My notes on Kommunioun (Wolfkin)
This opens with lovemaking in a sylvan setting … then Patrick (Benjamin Ramon), who has a distinctive thatch of hairiness on the nape of his neck, senses mystically that his lover Elaine (Louise Manteau) has fallen pregnant and walks naked into the woods. Ten years later, little Martin (Victor Dieu) is given to scratching and biting other kids and is peculiarly excited by an anatomy demonstration toy – and single mum Elaine is at the end of her tether, as she keeps losing jobs, friends and sleep because of the kid’s antics. In desperation, she drives him to the estate of his grandparents – who own vineyards in Luxembourg – for help. Martin asks why they’ve never been here before, and Elaine tells him it’s because his father’s family don’t know they exist … though we guess there’s a lot more to the story than that, and the penny has probably dropped (from the title) that Patrick has passed on a particularly aristo curse to his son.
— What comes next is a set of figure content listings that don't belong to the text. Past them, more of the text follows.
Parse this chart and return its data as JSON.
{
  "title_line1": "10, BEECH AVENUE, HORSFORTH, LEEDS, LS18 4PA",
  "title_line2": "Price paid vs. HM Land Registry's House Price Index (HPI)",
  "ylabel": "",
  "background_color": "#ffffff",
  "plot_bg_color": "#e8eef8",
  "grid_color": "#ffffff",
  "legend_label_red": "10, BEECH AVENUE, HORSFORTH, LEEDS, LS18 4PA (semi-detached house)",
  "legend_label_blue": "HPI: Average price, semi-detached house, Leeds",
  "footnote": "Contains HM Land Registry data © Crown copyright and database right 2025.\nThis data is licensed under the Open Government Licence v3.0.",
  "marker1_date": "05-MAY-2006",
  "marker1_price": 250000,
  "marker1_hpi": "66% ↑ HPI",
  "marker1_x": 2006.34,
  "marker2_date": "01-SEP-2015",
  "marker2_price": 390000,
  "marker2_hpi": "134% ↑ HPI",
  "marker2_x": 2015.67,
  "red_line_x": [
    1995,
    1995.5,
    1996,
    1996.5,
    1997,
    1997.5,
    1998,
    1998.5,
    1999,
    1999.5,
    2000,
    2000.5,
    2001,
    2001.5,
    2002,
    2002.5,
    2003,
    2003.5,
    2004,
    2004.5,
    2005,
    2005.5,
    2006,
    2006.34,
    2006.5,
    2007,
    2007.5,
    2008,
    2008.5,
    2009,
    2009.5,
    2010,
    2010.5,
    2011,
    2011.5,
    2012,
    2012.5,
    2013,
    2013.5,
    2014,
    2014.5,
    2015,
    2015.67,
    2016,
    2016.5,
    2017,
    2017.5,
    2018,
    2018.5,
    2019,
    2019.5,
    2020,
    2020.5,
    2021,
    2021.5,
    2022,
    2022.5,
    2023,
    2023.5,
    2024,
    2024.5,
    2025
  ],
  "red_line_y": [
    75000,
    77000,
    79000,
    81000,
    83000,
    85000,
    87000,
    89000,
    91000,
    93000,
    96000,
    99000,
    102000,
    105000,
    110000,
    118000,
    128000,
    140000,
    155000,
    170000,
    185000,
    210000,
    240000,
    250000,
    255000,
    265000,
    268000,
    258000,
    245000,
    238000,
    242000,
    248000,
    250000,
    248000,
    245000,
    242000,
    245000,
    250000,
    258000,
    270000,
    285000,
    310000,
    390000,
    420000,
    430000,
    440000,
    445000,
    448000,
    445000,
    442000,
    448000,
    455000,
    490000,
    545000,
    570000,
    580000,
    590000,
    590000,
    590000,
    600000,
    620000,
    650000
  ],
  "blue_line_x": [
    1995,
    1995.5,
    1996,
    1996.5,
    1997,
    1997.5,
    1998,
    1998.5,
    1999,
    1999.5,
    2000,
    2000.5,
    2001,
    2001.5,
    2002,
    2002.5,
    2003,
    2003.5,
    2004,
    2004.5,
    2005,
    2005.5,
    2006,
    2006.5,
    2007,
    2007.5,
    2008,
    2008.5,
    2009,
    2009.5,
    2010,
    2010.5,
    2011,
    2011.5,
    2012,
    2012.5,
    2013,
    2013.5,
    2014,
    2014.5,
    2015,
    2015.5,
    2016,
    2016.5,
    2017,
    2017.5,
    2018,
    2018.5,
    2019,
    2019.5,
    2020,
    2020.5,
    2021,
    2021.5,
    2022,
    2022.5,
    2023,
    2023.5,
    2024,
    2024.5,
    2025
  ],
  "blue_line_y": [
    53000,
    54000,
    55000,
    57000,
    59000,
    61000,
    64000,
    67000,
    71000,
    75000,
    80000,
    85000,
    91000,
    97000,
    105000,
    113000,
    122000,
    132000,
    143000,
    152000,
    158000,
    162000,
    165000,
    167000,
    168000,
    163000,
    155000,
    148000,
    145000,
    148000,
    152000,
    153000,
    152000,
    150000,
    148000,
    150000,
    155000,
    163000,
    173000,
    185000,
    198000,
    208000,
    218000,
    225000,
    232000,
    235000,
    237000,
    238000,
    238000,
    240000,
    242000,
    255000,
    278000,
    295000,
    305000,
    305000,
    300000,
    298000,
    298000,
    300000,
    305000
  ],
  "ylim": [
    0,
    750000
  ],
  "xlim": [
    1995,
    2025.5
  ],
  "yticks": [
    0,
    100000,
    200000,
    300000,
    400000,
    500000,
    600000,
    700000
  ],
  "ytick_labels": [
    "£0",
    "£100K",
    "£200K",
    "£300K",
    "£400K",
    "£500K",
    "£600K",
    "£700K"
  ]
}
Child and mother are welcomed with some reserved pleasure by upright grandparents Joseph (Marco Lorenzini) and Adrienne (Marja-Leena Junker) … and with simmering fury by ‘uncle’ Jean (Jules Werner), whose Russian wife (Yulia Chernyshkova) is pregnant with a soon-to-be-heir, and servant Carla (Myrian Muller), who turns out not to be what her uniform suggests. At dinner, men and women are offered different menus – and the men in the family undergo various treatments, including injections and spine-straightening corsets, for their inherited condition. ‘Bopi’ wants to teach Martin to hunt – not specifying what – and encourage him to attend mass and study for his first communion, neither of which Elaine is enthusiastic about. And when the kid misbehaves, he’s liable to be caged or chained or strait-jacketed … though that still serves to shape rather than cure his problem. The mystery of what happened to Patrick hovers. As do various other secrets, most of which aren’t exactly surprises – we get early hints of horrors and then some teasing before confirmation of the dreadful situations.
It’s a rich, complicated take on an old gothic tale – arguably, Martin is worse for discovering that he’s an entitled aristocratic bastard than he is when sprouting fur and fangs and gnawing on family friends. The precise set-up that has enabled this dynasty of monstrousness to survive into this century is slowly elucidated – early on, an overheard news item about refugees sets up a later payoff – as Elaine’s sense of fury and injustice builds. It could have worked as a miniseries, since fringe characters like Carla or the trophy wife have their own interesting avenues which aren’t exploited here – and while the main drama is between mother and son, there’s intriguing material about the way the kid’s animal nature prompts him to shift allegiance when there’s an obvious change in the status of who’s the alpha in this pack and the covert story of what Patrick has done to get away from being a monster.